I wonder if there is research on PTSD affecting even infants, and perhaps leading to mental illness later in

Jeny 9:45 AM 9/13/10

I am 41 years old highly educated professional. As a child and teenager I was sexually abused several times, 2 abused me several times. In a bid to get away from my family I married early to a man who abused me emotionally, physically and sexually. I ran away with my children. I exprienced panic attacks, was depressed and eventually diagnosed with PTSD and more recently with Klpetomania. The klleptomania is the most devastating. I steal petty things from shops. I have been arrested 3 times. What is the link between PTSD and Kleptomania, can it be treated?

Joe 9:45 AM 9/13/10

I had an “awake brain surgery” a number of years ago, and remember more of it than one is supposed to.  Every day I get flashbacks of laying on that table – also of the sudden grand mal seizures I had experienced – and it can be paralyzing.  Previous to this I was not a stressed person at all.

I’ve never heard of anyone else having lasting issues like this after major surgeries.  Is this that unusual?

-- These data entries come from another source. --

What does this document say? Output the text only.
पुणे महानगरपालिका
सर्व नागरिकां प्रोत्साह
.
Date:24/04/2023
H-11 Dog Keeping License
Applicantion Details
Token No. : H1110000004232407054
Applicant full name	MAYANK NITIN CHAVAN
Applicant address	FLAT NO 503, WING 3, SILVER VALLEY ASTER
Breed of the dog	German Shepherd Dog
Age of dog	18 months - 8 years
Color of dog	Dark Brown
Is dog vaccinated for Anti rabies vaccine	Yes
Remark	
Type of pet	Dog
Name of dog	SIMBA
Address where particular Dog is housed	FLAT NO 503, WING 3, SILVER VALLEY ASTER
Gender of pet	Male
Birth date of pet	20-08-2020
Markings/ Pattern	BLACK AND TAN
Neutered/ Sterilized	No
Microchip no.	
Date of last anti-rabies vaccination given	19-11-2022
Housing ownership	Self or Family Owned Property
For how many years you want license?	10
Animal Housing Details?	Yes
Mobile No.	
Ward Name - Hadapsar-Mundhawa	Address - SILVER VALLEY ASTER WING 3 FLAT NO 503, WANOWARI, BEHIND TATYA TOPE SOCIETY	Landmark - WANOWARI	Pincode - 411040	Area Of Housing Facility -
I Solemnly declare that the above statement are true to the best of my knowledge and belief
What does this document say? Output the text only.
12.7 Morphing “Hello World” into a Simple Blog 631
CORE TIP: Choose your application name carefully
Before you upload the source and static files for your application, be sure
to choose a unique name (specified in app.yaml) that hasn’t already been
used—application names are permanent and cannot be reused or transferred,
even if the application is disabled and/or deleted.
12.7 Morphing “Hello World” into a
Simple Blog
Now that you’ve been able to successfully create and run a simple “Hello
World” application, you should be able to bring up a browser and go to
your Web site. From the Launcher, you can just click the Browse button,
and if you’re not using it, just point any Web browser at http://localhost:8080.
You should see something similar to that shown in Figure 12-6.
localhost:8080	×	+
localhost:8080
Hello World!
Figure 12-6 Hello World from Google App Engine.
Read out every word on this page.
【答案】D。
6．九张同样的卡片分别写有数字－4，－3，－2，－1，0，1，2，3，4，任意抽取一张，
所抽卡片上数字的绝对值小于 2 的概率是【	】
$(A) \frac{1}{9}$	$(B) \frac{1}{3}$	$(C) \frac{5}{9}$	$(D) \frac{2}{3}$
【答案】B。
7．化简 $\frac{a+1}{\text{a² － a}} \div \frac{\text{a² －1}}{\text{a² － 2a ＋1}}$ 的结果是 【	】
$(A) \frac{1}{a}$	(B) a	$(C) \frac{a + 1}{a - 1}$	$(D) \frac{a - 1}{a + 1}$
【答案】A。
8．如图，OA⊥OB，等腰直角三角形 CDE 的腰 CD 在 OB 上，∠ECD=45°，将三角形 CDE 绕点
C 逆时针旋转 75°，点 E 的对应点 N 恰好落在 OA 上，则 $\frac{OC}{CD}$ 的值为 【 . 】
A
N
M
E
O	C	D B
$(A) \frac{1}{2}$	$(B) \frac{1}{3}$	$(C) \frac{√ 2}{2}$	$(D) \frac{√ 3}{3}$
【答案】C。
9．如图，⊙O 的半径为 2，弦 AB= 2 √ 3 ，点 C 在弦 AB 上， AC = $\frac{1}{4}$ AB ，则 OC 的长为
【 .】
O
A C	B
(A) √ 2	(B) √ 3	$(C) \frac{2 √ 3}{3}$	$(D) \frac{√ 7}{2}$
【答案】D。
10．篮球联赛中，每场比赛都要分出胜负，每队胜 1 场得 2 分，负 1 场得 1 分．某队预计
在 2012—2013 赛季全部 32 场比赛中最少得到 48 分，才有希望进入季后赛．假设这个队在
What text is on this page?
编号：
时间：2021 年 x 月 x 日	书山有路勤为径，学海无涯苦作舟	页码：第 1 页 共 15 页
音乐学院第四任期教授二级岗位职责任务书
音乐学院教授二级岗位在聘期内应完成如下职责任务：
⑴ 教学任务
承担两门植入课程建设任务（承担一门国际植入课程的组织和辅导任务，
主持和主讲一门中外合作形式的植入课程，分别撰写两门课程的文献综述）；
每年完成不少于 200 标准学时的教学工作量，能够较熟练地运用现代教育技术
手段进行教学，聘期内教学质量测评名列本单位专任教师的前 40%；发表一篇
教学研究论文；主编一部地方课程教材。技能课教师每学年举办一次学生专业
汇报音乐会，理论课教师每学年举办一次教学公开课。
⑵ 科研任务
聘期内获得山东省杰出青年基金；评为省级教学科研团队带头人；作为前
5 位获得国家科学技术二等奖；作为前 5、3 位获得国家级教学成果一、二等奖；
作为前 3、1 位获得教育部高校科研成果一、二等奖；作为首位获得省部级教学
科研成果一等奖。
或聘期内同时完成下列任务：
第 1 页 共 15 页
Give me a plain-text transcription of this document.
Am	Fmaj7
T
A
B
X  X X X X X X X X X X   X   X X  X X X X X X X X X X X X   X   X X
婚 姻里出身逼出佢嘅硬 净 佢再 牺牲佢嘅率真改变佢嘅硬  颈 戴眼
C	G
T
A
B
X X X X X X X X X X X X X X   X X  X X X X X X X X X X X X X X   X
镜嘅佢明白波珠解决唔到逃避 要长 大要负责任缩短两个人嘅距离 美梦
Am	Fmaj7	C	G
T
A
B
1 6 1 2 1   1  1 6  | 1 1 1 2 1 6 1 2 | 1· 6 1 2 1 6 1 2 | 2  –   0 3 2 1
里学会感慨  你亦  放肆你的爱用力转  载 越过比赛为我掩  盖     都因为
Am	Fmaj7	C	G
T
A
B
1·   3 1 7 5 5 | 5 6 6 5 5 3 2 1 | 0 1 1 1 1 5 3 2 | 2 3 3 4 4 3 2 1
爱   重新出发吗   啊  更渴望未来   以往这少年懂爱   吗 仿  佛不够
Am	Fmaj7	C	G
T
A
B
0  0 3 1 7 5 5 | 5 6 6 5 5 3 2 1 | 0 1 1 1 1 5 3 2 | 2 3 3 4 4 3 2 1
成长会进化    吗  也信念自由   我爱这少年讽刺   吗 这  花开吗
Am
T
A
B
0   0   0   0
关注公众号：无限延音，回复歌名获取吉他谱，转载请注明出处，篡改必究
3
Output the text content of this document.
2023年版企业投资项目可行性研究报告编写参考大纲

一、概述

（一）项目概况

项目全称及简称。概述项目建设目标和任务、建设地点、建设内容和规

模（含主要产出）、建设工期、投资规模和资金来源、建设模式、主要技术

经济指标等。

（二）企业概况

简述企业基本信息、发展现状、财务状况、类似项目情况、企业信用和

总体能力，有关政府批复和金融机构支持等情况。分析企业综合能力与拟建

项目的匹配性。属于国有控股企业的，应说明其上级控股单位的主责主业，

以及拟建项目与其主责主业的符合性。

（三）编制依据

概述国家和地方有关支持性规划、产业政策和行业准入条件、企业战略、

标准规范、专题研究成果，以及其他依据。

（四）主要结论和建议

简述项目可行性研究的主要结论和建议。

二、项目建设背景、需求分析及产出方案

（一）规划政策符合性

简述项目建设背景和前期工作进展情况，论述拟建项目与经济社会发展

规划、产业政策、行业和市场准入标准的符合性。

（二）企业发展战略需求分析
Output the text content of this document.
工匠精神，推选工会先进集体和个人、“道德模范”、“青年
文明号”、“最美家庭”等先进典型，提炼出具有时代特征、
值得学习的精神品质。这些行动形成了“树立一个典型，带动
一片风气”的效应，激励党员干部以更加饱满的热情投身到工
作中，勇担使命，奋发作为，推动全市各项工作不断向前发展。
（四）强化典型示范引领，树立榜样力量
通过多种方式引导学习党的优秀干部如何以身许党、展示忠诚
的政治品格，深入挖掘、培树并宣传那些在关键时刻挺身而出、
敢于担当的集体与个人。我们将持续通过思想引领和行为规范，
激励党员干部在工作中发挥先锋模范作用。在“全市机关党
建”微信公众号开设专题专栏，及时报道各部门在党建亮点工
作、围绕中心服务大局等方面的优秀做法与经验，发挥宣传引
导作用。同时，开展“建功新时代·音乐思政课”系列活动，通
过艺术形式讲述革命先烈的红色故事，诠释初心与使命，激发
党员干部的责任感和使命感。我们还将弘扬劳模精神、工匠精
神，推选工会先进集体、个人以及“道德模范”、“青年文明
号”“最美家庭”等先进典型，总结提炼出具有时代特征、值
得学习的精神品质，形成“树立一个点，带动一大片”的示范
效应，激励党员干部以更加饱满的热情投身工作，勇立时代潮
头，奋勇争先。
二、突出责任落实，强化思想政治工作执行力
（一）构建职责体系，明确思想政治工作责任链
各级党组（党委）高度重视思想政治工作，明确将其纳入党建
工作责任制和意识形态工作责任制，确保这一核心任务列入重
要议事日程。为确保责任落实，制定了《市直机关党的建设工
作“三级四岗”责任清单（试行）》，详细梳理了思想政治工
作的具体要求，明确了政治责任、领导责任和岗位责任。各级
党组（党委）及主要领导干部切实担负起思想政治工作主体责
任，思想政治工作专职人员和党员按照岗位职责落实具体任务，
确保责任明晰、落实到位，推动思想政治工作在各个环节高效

David in Cleveland Heights, OH 9:46 AM 9/13/10

Given the recent anniversary of 911 and the mass trauma that many of us experienced, I am reminded of a debate in the mental health field as to whether individuals exposed to trauma must receive intervention.  Can you please ask your guests to discuss a kind of intervention often given to first responders or survivors of traumatic events, called Critical Incidence Stress Debriefing, and how this kind of intervention might actually make the situation worse for the recipients of the treatment.

Toni 9:48 AM 9/13/10

Thank you for your discussion on PTSD. As I listen to this program, I didn’t think much about the disorder until you talked about certain traumas. I was recently involved in a sick joke where a car was directed toward me. I really thought I was going to die or get severely injured. It was very scary because the car kept coming towards me. Now, I find it hard to get in my car and drive in heavy traffic especially tailgating that I will get hurt. I begin to sweat and get very nervous. I never had trouble driving in the past. I am not sure how to get rid of this anxiety.